Members of the committee discussed possible amendments to the ordinance. The only one included in council JoAnne Vigil Coppler’s motion to approve the ordinance was to remove the word “plant” and a comma from a sentence that said PNM had the right to “construct, install, remove, change, expand, alter, improve, operate and maintain electric plant, transmission and distribution system and facilities.” She wanted to make sure PNM wouldn’t be permitted to build an electric plant, as the agreement with PNM allows it “the right to use any public highway, street, alley, road or other public place” within city boundaries.
Councilors also asked about adding language to the agreement about assuring PNM’s infrastructure was in good working order, getting assistance from the company to convert city streetlights to LED lighting, and liability insurance.
Assistant City Attorney Marcos Martinez said any changes would have to be approved by PNM, possibly delaying the implementation of the agreement which the city hoped to have approved before the beginning of the fiscal year on July 1. The committee ultimately decided changes could still be made when the ordinance comes before the Finance and Public Utilities committees next week and before a public hearing and possible decision by the City Council on June 26.

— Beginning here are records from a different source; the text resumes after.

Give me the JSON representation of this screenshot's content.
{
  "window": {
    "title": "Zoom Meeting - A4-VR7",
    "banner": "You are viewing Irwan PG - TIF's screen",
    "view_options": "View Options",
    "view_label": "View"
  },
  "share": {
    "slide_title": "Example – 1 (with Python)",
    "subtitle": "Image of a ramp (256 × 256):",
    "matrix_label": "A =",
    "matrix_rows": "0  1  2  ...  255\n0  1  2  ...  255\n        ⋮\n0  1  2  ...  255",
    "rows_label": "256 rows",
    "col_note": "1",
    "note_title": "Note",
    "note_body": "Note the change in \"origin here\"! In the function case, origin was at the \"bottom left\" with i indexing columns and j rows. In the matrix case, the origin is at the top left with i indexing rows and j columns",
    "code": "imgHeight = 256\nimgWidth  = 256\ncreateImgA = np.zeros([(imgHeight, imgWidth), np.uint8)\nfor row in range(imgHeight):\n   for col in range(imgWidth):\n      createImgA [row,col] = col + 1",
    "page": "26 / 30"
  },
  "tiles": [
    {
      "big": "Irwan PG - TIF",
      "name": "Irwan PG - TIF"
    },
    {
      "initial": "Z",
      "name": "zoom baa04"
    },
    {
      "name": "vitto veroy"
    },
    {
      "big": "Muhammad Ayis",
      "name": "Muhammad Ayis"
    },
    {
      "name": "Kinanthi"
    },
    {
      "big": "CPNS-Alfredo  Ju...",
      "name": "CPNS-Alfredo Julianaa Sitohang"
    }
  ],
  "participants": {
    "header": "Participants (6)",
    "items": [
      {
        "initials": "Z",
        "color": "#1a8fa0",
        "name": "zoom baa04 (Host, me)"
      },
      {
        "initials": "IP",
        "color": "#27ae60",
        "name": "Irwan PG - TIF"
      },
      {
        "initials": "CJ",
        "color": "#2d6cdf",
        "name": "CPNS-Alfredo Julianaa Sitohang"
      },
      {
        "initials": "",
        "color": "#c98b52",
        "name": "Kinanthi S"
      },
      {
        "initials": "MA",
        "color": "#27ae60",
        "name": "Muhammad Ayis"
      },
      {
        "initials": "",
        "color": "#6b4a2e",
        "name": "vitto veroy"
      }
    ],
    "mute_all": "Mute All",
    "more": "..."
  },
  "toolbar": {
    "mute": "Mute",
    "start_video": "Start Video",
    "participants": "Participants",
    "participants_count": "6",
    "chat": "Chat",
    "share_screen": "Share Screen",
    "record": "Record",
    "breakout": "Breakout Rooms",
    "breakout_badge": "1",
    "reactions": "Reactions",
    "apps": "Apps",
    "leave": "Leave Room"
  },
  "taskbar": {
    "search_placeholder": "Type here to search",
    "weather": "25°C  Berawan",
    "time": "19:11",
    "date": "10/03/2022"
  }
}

The agreement between the city and PNM would go into effect 30 days after the City Council approves the ordinance and would be good for 15 years.
The fee increase, first signaled during the city’s budget hearings, is expected to increase city revenue from the franchise fee by $802,000 during the upcoming fiscal year and by another $34,000 the year after that. But, as a PNM customer, the city can also expect to pay between $36,000 and $60,000 more for its use of electricity.
Also at Tuesday’s meeting, the committee voted down a proposed amendment to the city’s procurement code intended to increase transparency. The amendment would have allowed public disclosure of competitive bids prior to the City Council awarding contracts.